Waste not ... Pumpkin Tom Hunt
I practise a style of cooking that
I call root to fruit. It’s a sustainability philosophy designed to make the most of the ingredients I cook, and to waste nothing. It’s a step on from nose-to-tail eating (ie using the whole animal), and a lot easier to follow. By cooking this way, we get more from our food: more nutrients, more flavour and, perhaps most excitingly, more pleasure. This column is written in that spirit, not just about saving money, but about respecting ingredients and the resources that went into growing them.

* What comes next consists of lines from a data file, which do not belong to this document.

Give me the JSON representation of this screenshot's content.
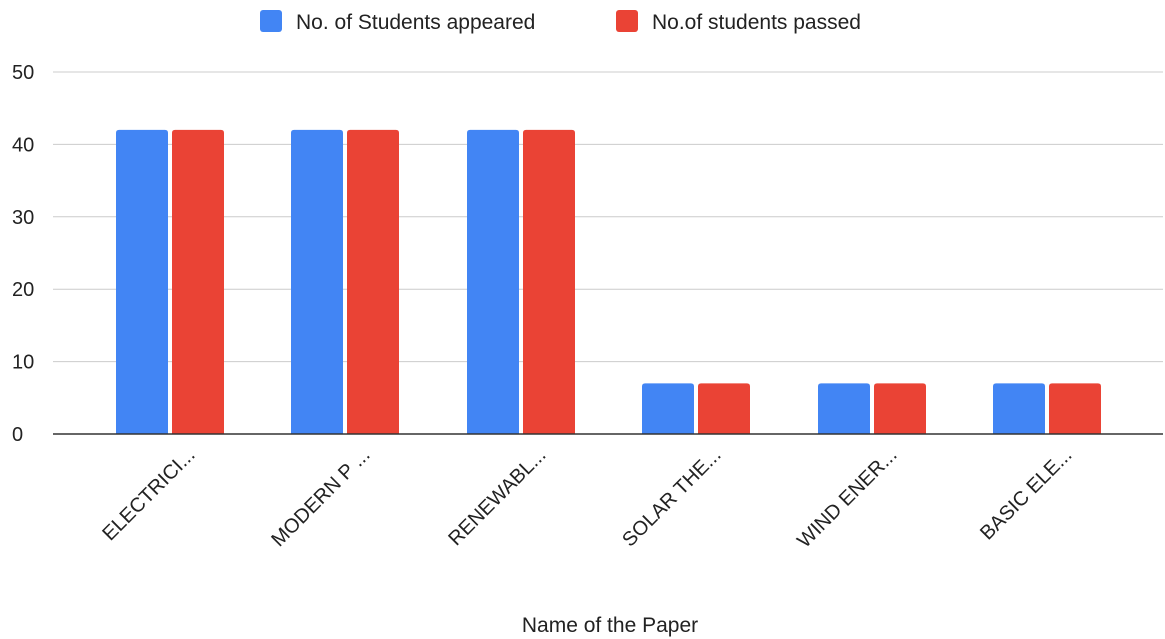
{
  "chart_data": {
    "type": "bar",
    "categories": [
      "ELECTRICI...",
      "MODERN P ...",
      "RENEWABL...",
      "SOLAR THE...",
      "WIND ENER...",
      "BASIC ELE..."
    ],
    "series": [
      {
        "name": "No. of Students appeared",
        "values": [
          42,
          42,
          42,
          7,
          7,
          7
        ],
        "color": "#4285f4"
      },
      {
        "name": "No.of students passed",
        "values": [
          42,
          42,
          42,
          7,
          7,
          7
        ],
        "color": "#ea4335"
      }
    ],
    "xlabel": "Name of the Paper",
    "ylabel": "",
    "ylim": [
      0,
      50
    ],
    "yticks": [
      0,
      10,
      20,
      30,
      40,
      50
    ],
    "legend_position": "top-center",
    "grid": true
  }
}
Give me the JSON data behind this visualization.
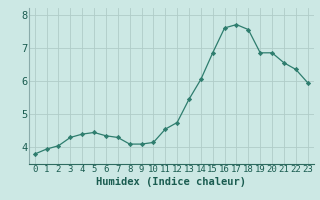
{
  "x": [
    0,
    1,
    2,
    3,
    4,
    5,
    6,
    7,
    8,
    9,
    10,
    11,
    12,
    13,
    14,
    15,
    16,
    17,
    18,
    19,
    20,
    21,
    22,
    23
  ],
  "y": [
    3.8,
    3.95,
    4.05,
    4.3,
    4.4,
    4.45,
    4.35,
    4.3,
    4.1,
    4.1,
    4.15,
    4.55,
    4.75,
    5.45,
    6.05,
    6.85,
    7.6,
    7.7,
    7.55,
    6.85,
    6.85,
    6.55,
    6.35,
    5.95
  ],
  "xlabel": "Humidex (Indice chaleur)",
  "ylabel": "",
  "ylim": [
    3.5,
    8.2
  ],
  "xlim": [
    -0.5,
    23.5
  ],
  "yticks": [
    4,
    5,
    6,
    7,
    8
  ],
  "xticks": [
    0,
    1,
    2,
    3,
    4,
    5,
    6,
    7,
    8,
    9,
    10,
    11,
    12,
    13,
    14,
    15,
    16,
    17,
    18,
    19,
    20,
    21,
    22,
    23
  ],
  "line_color": "#2e7d6e",
  "marker_color": "#2e7d6e",
  "bg_color": "#cce8e4",
  "grid_color": "#b0ccc8",
  "tick_label_color": "#1a5c50",
  "axis_label_color": "#1a5c50",
  "font_size_ticks": 6.5,
  "font_size_xlabel": 7.5
}
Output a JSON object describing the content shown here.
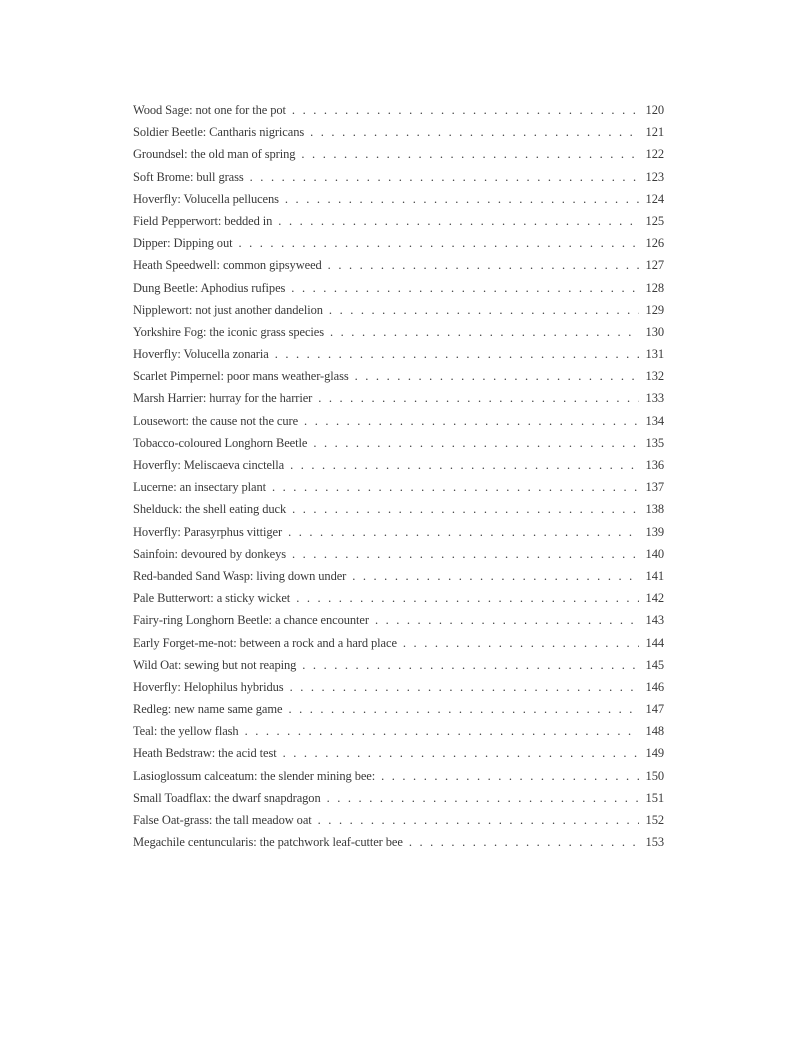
{
  "page": {
    "background_color": "#ffffff",
    "text_color": "#3a3a3a"
  },
  "toc": {
    "entries": [
      {
        "title": "Wood Sage: not one for the pot",
        "page": "120"
      },
      {
        "title": "Soldier Beetle: Cantharis nigricans",
        "page": "121"
      },
      {
        "title": "Groundsel: the old man of spring",
        "page": "122"
      },
      {
        "title": "Soft Brome: bull grass",
        "page": "123"
      },
      {
        "title": "Hoverfly: Volucella pellucens",
        "page": "124"
      },
      {
        "title": "Field Pepperwort: bedded in",
        "page": "125"
      },
      {
        "title": "Dipper: Dipping out",
        "page": "126"
      },
      {
        "title": "Heath Speedwell: common gipsyweed",
        "page": "127"
      },
      {
        "title": "Dung Beetle: Aphodius rufipes",
        "page": "128"
      },
      {
        "title": "Nipplewort: not just another dandelion",
        "page": "129"
      },
      {
        "title": "Yorkshire Fog: the iconic grass species",
        "page": "130"
      },
      {
        "title": "Hoverfly: Volucella zonaria",
        "page": "131"
      },
      {
        "title": "Scarlet Pimpernel: poor mans weather-glass",
        "page": "132"
      },
      {
        "title": "Marsh Harrier: hurray for the harrier",
        "page": "133"
      },
      {
        "title": "Lousewort: the cause not the cure",
        "page": "134"
      },
      {
        "title": "Tobacco-coloured Longhorn Beetle",
        "page": "135"
      },
      {
        "title": "Hoverfly: Meliscaeva cinctella",
        "page": "136"
      },
      {
        "title": "Lucerne: an insectary plant",
        "page": "137"
      },
      {
        "title": "Shelduck: the shell eating duck",
        "page": "138"
      },
      {
        "title": "Hoverfly: Parasyrphus vittiger",
        "page": "139"
      },
      {
        "title": "Sainfoin: devoured by donkeys",
        "page": "140"
      },
      {
        "title": "Red-banded Sand Wasp: living down under",
        "page": "141"
      },
      {
        "title": "Pale Butterwort: a sticky wicket",
        "page": "142"
      },
      {
        "title": "Fairy-ring Longhorn Beetle: a chance encounter",
        "page": "143"
      },
      {
        "title": "Early Forget-me-not: between a rock and a hard place",
        "page": "144"
      },
      {
        "title": "Wild Oat: sewing but not reaping",
        "page": "145"
      },
      {
        "title": "Hoverfly: Helophilus hybridus",
        "page": "146"
      },
      {
        "title": "Redleg: new name same game",
        "page": "147"
      },
      {
        "title": "Teal: the yellow flash",
        "page": "148"
      },
      {
        "title": "Heath Bedstraw: the acid test",
        "page": "149"
      },
      {
        "title": "Lasioglossum calceatum: the slender mining bee:",
        "page": "150"
      },
      {
        "title": "Small Toadflax: the dwarf snapdragon",
        "page": "151"
      },
      {
        "title": "False Oat-grass: the tall meadow oat",
        "page": "152"
      },
      {
        "title": "Megachile centuncularis: the patchwork leaf-cutter bee",
        "page": "153"
      }
    ]
  }
}
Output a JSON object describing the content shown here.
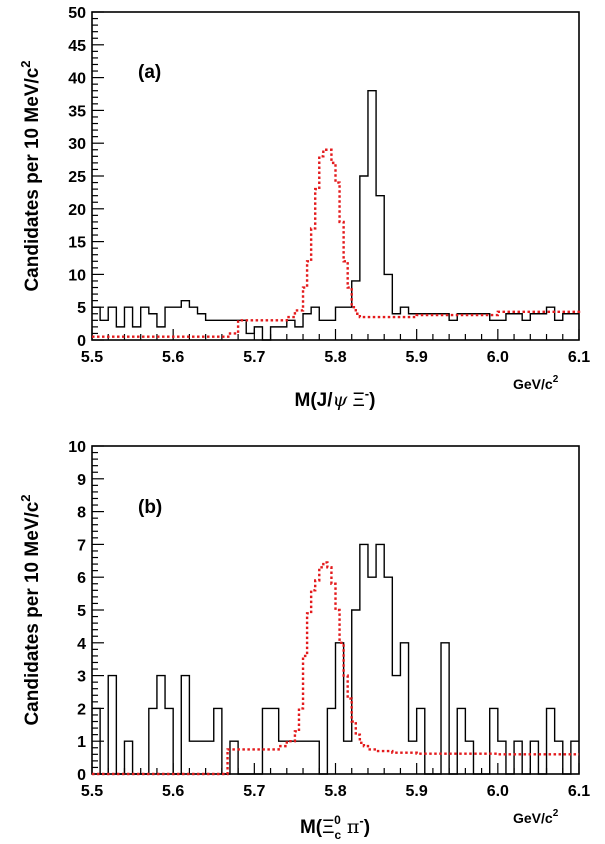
{
  "chart_data": [
    {
      "type": "histogram",
      "panel_label": "(a)",
      "xlabel_main": "M(J/",
      "xlabel_psi": "ψ",
      "xlabel_xi": "Ξ",
      "xlabel_sup": "-",
      "xlabel_close": ")",
      "xunit": "GeV/c",
      "xunit_sup": "2",
      "ylabel": "Candidates per 10 MeV/c",
      "ylabel_sup": "2",
      "xlim": [
        5.5,
        6.1
      ],
      "ylim": [
        0,
        50
      ],
      "xticks": [
        "5.5",
        "5.6",
        "5.7",
        "5.8",
        "5.9",
        "6.0",
        "6.1"
      ],
      "xtick_values": [
        5.5,
        5.6,
        5.7,
        5.8,
        5.9,
        6.0,
        6.1
      ],
      "yticks": [
        "0",
        "5",
        "10",
        "15",
        "20",
        "25",
        "30",
        "35",
        "40",
        "45",
        "50"
      ],
      "ytick_values": [
        0,
        5,
        10,
        15,
        20,
        25,
        30,
        35,
        40,
        45,
        50
      ],
      "bin_width": 0.01,
      "x_start": 5.5,
      "counts": [
        5,
        3,
        5,
        2,
        5,
        2,
        5,
        4,
        2,
        5,
        5,
        6,
        5,
        4,
        3,
        3,
        3,
        3,
        3,
        1,
        2,
        0,
        2,
        2,
        3,
        2,
        4,
        5,
        3,
        3,
        5,
        5,
        9,
        25,
        38,
        22,
        10,
        4,
        5,
        4,
        4,
        4,
        4,
        4,
        3,
        4,
        4,
        4,
        4,
        3,
        3,
        4,
        4,
        3,
        4,
        4,
        5,
        3,
        4,
        4
      ],
      "fit": {
        "color": "#e31a1c",
        "x": [
          5.5,
          5.63,
          5.66,
          5.67,
          5.68,
          5.72,
          5.73,
          5.74,
          5.75,
          5.76,
          5.765,
          5.77,
          5.775,
          5.78,
          5.785,
          5.79,
          5.795,
          5.8,
          5.805,
          5.81,
          5.815,
          5.82,
          5.825,
          5.83,
          5.85,
          5.9,
          6.0,
          6.1
        ],
        "y": [
          0.5,
          0.5,
          0.5,
          1,
          3,
          3,
          3,
          3.5,
          4.5,
          8,
          12,
          17,
          23,
          28,
          29,
          29,
          27,
          24,
          18,
          12,
          8,
          5,
          4,
          3.5,
          3.5,
          3.8,
          4.3,
          4.8
        ]
      }
    },
    {
      "type": "histogram",
      "panel_label": "(b)",
      "xlabel_main": "M(",
      "xlabel_xi": "Ξ",
      "xlabel_sub": "c",
      "xlabel_sup": "0",
      "xlabel_pi": " π",
      "xlabel_pisup": "-",
      "xlabel_close": ")",
      "xunit": "GeV/c",
      "xunit_sup": "2",
      "ylabel": "Candidates per 10 MeV/c",
      "ylabel_sup": "2",
      "xlim": [
        5.5,
        6.1
      ],
      "ylim": [
        0,
        10
      ],
      "xticks": [
        "5.5",
        "5.6",
        "5.7",
        "5.8",
        "5.9",
        "6.0",
        "6.1"
      ],
      "xtick_values": [
        5.5,
        5.6,
        5.7,
        5.8,
        5.9,
        6.0,
        6.1
      ],
      "yticks": [
        "0",
        "1",
        "2",
        "3",
        "4",
        "5",
        "6",
        "7",
        "8",
        "9",
        "10"
      ],
      "ytick_values": [
        0,
        1,
        2,
        3,
        4,
        5,
        6,
        7,
        8,
        9,
        10
      ],
      "bin_width": 0.01,
      "x_start": 5.5,
      "counts": [
        2,
        0,
        3,
        0,
        1,
        0,
        0,
        2,
        3,
        2,
        0,
        3,
        1,
        1,
        1,
        2,
        0,
        1,
        0,
        0,
        0,
        2,
        2,
        1,
        1,
        1,
        1,
        1,
        0,
        2,
        4,
        1,
        5,
        7,
        6,
        7,
        6,
        3,
        4,
        1,
        2,
        0,
        0,
        4,
        0,
        2,
        1,
        0,
        0,
        2,
        1,
        0,
        1,
        0,
        1,
        0,
        2,
        1,
        0,
        1
      ],
      "fit": {
        "color": "#e31a1c",
        "x": [
          5.5,
          5.66,
          5.667,
          5.72,
          5.73,
          5.74,
          5.75,
          5.755,
          5.76,
          5.765,
          5.77,
          5.775,
          5.78,
          5.785,
          5.79,
          5.795,
          5.8,
          5.805,
          5.81,
          5.815,
          5.82,
          5.825,
          5.83,
          5.835,
          5.84,
          5.85,
          5.87,
          5.9,
          6.0,
          6.1
        ],
        "y": [
          0,
          0,
          0.75,
          0.75,
          0.85,
          1.0,
          1.3,
          2.0,
          3.6,
          4.9,
          5.6,
          5.9,
          6.3,
          6.45,
          6.3,
          5.8,
          5.0,
          4.0,
          3.0,
          2.3,
          1.6,
          1.2,
          0.95,
          0.85,
          0.75,
          0.7,
          0.65,
          0.62,
          0.6,
          0.6
        ]
      }
    }
  ]
}
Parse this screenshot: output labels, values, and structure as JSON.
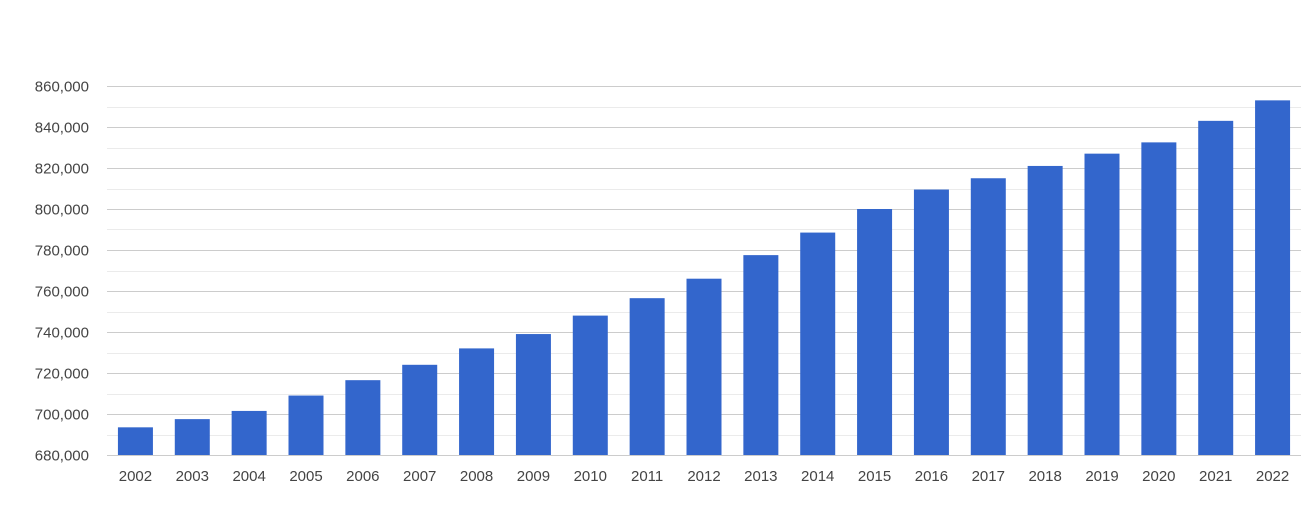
{
  "chart_data": {
    "type": "bar",
    "categories": [
      "2002",
      "2003",
      "2004",
      "2005",
      "2006",
      "2007",
      "2008",
      "2009",
      "2010",
      "2011",
      "2012",
      "2013",
      "2014",
      "2015",
      "2016",
      "2017",
      "2018",
      "2019",
      "2020",
      "2021",
      "2022"
    ],
    "series": [
      {
        "values": [
          693500,
          697500,
          701500,
          709000,
          716500,
          724000,
          732000,
          739000,
          748000,
          756500,
          766000,
          777500,
          788500,
          800000,
          809500,
          815000,
          821000,
          827000,
          832500,
          843000,
          853000
        ],
        "color": "#3366cc"
      }
    ],
    "title": "",
    "xlabel": "",
    "ylabel": "",
    "ylim": [
      680000,
      860000
    ],
    "yticks": [
      680000,
      700000,
      720000,
      740000,
      760000,
      780000,
      800000,
      820000,
      840000,
      860000
    ],
    "ytick_labels": [
      "680,000",
      "700,000",
      "720,000",
      "740,000",
      "760,000",
      "780,000",
      "800,000",
      "820,000",
      "840,000",
      "860,000"
    ],
    "grid": true,
    "minor_grid": true,
    "legend": "none",
    "colors": {
      "bar": "#3366cc",
      "gridline": "#cccccc",
      "minor_gridline": "#ebebeb",
      "text": "#444444"
    }
  }
}
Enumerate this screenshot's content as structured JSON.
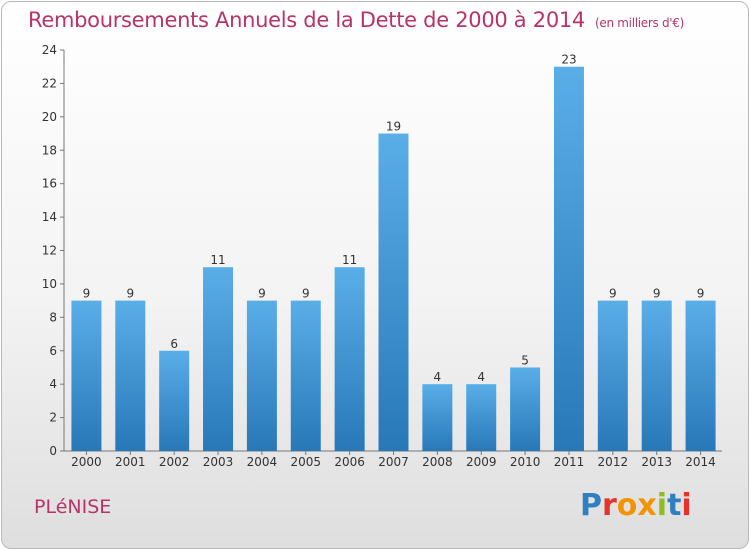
{
  "header": {
    "title": "Remboursements Annuels de la Dette de 2000 à 2014",
    "subtitle": "(en milliers d'€)"
  },
  "footer": {
    "commune": "PLéNISE",
    "logo": "Proxiti",
    "logo_colors": [
      "#2f7fc1",
      "#e5332a",
      "#f29400",
      "#f29400",
      "#8fbc1e",
      "#2f7fc1",
      "#e5332a"
    ]
  },
  "chart_data": {
    "type": "bar",
    "categories": [
      "2000",
      "2001",
      "2002",
      "2003",
      "2004",
      "2005",
      "2006",
      "2007",
      "2008",
      "2009",
      "2010",
      "2011",
      "2012",
      "2013",
      "2014"
    ],
    "values": [
      9,
      9,
      6,
      11,
      9,
      9,
      11,
      19,
      4,
      4,
      5,
      23,
      9,
      9,
      9
    ],
    "title": "Remboursements Annuels de la Dette de 2000 à 2014",
    "subtitle": "(en milliers d'€)",
    "xlabel": "",
    "ylabel": "",
    "ylim": [
      0,
      24
    ],
    "yticks": [
      0,
      2,
      4,
      6,
      8,
      10,
      12,
      14,
      16,
      18,
      20,
      22,
      24
    ],
    "grid": false,
    "legend": "none",
    "bar_color_light": "#5aaee8",
    "bar_color_dark": "#2878b8"
  }
}
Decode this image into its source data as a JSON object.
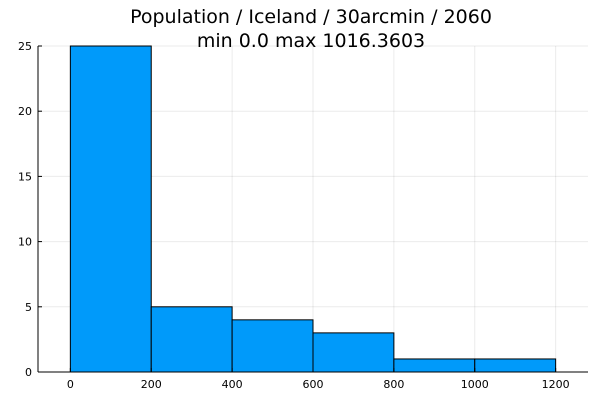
{
  "chart_data": {
    "type": "bar",
    "title": "Population / Iceland / 30arcmin / 2060",
    "subtitle": "min 0.0  max 1016.3603",
    "xlabel": "",
    "ylabel": "",
    "bins": [
      {
        "x0": 0,
        "x1": 200,
        "count": 25
      },
      {
        "x0": 200,
        "x1": 400,
        "count": 5
      },
      {
        "x0": 400,
        "x1": 600,
        "count": 4
      },
      {
        "x0": 600,
        "x1": 800,
        "count": 3
      },
      {
        "x0": 800,
        "x1": 1000,
        "count": 1
      },
      {
        "x0": 1000,
        "x1": 1200,
        "count": 1
      }
    ],
    "xlim": [
      -80,
      1280
    ],
    "ylim": [
      0,
      25
    ],
    "xticks": [
      0,
      200,
      400,
      600,
      800,
      1000,
      1200
    ],
    "yticks": [
      0,
      5,
      10,
      15,
      20,
      25
    ],
    "xtick_labels": [
      "0",
      "200",
      "400",
      "600",
      "800",
      "1000",
      "1200"
    ],
    "ytick_labels": [
      "0",
      "5",
      "10",
      "15",
      "20",
      "25"
    ],
    "bar_color": "#009AFA",
    "grid": true,
    "legend": "none"
  }
}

Along the way, this approach has led me to discover new techniques, ingredients and recipes, including this pumpkin seed salt, an umami-rich condiment made from pumpkin innards, which are usually discarded. As strange as it may sound, I had been looking for a way to cook pumpkin guts for years, until I came across this traditional Mexican recipe. More recently, I found out that Amass, a Michelinstarred restaurant in Copenhagen renowned for its zero-waste approach, also makes pumpkin seed powder, though they ferment the mixture before roasting it for an extra umami hit.
Pumpkin seed salt
Remove the innards from one pumpkin, including the seeds and stringy bits of flesh, then spread out on a baking tray and roast at 180C/350F/gas 4 for 35-45 minutes, until completely dried out and beginning to brown. Leave to cool, then blend with salt to taste. Use to season vegetables, soups and stews, or as a rub for meat.